LIFE IS WEATHER. LIFE IS MEALS. Lunches on a blue checked cloth on which salt has spilled. The smell of tobacco. Brie, yellow apples, wood-handled knives.

It is trips to the city, daily trips. She is like a farm woman who goes to the market. She drove to the city for everything, its streets excited her, winter streets leaking smoke. She drove along Broadway. The sidewalks were white with stains. There were only certain places where she bought food; she was loyal to them, demanding. She parked her car wherever it was convenient, in bus stops, prohibited zones; the urgency of her errands protected her. The car was a little convertible, foreign, green and, unlike other things, neglected.

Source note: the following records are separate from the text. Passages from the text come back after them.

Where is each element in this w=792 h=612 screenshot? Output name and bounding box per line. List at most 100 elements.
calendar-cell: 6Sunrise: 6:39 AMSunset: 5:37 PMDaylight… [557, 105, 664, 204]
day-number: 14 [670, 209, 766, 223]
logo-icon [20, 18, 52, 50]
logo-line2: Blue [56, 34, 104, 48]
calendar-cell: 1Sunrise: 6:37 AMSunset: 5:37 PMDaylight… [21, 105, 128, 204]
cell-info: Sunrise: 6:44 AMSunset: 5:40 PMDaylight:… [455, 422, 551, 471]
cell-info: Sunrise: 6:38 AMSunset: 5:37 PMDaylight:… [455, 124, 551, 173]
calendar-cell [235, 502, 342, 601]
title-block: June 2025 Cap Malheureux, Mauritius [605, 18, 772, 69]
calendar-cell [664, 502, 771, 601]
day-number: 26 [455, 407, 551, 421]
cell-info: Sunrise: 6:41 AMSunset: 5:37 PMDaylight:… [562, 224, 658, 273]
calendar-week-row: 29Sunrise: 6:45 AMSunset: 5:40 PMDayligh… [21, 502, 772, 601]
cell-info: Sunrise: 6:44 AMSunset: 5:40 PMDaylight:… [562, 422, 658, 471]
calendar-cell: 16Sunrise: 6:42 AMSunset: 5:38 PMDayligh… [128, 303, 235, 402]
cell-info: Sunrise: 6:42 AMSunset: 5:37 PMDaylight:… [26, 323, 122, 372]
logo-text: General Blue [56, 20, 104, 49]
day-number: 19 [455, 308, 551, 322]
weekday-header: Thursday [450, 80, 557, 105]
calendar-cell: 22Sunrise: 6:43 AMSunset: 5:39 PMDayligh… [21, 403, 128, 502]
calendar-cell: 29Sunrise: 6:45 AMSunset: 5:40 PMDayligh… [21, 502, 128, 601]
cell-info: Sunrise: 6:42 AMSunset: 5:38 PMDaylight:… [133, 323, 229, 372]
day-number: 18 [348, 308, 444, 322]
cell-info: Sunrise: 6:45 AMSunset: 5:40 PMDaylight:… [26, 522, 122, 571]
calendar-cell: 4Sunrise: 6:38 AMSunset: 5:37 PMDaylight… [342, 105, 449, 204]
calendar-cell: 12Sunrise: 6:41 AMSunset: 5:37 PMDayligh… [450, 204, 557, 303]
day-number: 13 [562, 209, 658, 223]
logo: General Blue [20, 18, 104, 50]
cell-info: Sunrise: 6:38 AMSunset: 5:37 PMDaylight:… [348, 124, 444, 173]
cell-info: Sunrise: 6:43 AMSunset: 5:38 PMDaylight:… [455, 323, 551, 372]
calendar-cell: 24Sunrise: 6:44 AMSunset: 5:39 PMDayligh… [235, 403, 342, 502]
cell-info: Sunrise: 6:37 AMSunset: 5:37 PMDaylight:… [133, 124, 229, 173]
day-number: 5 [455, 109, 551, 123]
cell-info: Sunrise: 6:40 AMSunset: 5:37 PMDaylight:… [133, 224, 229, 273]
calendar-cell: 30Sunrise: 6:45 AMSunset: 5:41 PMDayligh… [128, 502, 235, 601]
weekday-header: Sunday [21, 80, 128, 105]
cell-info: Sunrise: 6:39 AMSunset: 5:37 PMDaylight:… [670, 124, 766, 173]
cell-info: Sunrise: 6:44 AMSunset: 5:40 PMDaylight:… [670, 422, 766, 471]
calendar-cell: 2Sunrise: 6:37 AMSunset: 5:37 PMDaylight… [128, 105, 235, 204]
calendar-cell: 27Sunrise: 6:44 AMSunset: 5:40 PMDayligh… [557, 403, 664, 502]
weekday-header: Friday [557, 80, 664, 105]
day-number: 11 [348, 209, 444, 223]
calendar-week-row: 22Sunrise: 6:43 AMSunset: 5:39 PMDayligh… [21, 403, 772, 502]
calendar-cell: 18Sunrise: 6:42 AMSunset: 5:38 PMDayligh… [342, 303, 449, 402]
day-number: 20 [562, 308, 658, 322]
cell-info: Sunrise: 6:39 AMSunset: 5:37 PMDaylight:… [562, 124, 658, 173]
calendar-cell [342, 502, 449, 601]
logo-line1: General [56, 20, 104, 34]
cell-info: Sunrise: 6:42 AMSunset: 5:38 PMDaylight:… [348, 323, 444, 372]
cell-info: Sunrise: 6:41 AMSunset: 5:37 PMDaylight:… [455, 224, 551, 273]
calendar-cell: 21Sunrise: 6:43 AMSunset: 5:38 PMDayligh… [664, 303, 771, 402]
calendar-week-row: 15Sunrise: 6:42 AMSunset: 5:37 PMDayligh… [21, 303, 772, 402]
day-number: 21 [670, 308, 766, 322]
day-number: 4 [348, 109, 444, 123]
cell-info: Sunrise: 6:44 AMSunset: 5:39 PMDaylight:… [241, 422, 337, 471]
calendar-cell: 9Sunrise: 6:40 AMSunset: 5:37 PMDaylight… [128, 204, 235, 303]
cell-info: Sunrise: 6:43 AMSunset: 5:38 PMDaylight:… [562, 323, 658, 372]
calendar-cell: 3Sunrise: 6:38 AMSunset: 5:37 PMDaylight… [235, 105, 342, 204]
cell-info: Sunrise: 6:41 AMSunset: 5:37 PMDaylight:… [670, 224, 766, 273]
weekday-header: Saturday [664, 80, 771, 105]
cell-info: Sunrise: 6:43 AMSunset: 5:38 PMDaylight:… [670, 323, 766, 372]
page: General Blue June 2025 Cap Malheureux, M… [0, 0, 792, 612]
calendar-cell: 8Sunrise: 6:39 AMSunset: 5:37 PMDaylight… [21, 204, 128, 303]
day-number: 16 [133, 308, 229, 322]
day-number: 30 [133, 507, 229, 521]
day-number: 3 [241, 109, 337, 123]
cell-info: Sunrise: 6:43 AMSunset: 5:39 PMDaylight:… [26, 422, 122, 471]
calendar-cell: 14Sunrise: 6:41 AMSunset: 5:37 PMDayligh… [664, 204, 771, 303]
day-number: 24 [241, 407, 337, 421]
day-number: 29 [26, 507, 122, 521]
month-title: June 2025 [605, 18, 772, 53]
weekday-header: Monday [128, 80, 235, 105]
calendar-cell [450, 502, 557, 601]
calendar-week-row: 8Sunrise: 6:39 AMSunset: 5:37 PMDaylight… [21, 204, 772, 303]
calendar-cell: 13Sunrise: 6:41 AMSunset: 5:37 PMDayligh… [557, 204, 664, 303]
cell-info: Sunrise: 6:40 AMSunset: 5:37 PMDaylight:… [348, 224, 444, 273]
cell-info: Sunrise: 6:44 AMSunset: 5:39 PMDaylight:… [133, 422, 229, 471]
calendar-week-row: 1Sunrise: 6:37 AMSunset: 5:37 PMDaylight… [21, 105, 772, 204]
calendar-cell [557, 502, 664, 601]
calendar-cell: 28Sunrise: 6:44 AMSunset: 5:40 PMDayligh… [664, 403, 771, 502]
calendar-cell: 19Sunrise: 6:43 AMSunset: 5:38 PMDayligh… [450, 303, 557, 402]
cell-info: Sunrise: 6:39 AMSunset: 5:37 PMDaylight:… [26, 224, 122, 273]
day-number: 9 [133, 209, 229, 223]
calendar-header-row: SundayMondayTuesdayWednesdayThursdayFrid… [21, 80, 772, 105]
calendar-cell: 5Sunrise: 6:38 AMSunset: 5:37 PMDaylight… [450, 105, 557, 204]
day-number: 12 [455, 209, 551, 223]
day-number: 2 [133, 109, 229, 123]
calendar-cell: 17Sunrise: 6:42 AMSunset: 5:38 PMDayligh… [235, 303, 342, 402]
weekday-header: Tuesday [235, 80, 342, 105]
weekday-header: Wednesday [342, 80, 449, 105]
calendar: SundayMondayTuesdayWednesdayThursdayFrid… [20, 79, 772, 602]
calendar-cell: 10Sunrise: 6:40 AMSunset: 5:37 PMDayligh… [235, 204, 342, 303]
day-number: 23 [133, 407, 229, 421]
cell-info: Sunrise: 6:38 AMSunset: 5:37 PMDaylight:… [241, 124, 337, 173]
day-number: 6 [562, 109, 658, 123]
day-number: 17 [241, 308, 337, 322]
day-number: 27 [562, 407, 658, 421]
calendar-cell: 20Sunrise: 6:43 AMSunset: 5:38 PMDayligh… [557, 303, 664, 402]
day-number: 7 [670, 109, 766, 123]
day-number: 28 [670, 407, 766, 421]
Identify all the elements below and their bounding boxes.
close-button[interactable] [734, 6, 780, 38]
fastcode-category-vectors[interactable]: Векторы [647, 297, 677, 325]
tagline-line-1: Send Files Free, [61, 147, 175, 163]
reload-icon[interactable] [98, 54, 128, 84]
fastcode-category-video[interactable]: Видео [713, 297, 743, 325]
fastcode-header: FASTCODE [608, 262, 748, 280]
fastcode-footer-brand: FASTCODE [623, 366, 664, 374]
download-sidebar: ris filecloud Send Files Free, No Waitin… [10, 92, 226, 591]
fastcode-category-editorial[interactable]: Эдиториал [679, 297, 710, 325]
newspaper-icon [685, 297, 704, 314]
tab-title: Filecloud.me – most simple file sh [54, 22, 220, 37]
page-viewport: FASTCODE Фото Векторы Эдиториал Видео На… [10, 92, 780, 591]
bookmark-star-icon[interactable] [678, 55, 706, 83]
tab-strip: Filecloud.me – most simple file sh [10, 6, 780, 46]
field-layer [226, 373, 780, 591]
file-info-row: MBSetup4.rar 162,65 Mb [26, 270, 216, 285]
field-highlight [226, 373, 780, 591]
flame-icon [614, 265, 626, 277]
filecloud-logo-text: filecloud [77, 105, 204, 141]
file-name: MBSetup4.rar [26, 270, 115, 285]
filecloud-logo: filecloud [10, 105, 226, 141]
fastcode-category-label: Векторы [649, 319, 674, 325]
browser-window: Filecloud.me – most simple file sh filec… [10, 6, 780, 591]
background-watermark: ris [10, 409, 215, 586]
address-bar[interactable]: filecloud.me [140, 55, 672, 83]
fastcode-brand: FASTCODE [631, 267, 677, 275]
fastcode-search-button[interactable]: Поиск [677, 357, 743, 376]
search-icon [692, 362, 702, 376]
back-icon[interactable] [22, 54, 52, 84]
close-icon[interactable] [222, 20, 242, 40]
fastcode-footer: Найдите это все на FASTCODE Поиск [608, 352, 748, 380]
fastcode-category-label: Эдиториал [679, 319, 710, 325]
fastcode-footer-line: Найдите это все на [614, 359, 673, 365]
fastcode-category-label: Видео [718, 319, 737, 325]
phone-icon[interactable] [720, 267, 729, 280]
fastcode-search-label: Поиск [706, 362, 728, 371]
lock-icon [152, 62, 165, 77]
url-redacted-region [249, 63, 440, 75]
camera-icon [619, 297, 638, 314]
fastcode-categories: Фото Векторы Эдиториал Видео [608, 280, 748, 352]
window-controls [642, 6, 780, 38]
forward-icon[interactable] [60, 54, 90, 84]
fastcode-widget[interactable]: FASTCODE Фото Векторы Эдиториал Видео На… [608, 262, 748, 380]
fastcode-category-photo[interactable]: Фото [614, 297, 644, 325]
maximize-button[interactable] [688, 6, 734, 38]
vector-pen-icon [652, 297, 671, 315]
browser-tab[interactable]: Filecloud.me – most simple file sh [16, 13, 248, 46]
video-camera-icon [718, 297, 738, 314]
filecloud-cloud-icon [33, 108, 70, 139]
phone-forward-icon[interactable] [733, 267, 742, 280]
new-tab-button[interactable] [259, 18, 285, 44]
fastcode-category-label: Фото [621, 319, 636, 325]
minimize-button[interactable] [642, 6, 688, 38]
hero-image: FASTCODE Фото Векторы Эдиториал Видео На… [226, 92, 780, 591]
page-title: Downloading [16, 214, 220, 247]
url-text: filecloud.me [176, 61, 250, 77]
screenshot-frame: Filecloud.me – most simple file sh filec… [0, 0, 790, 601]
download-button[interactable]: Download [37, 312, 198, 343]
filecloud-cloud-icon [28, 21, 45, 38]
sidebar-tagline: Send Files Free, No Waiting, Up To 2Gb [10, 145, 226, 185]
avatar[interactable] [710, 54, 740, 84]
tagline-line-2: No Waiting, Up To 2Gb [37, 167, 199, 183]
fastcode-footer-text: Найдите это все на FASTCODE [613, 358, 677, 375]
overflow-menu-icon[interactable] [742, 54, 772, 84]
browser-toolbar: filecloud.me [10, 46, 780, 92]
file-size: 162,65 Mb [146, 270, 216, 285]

January. She drove to the city early, a cold day, the pavements were frozen, the pigeons huddled in the R’S of a FURNITURE sign. The city is a cathedral of possessions; its scent is dreams. Even those who have been rejected by it cannot leave. An ancient woman was sitting on a doorstep, her face coursed by years, her hair disarranged, a hideous woman with her teeth gone. She had an animal in her lap, its eyes running, its muzzle gray. She lowered her head and sat, her cheek against the little dog’s, silent, abandoned. In the next block was a derelict walking on his knees, his face so filthy, so red it seemed covered with wounds. His clothes were rags stained with vomit. He struggled, looking down into his pants as if for blood, oblivious to those who passed. In the theater lobbies were dwarfs, fat men, financial wizards with sullen faces, women in black stockings, furs. There were rings on their aging fingers, gold in their teeth.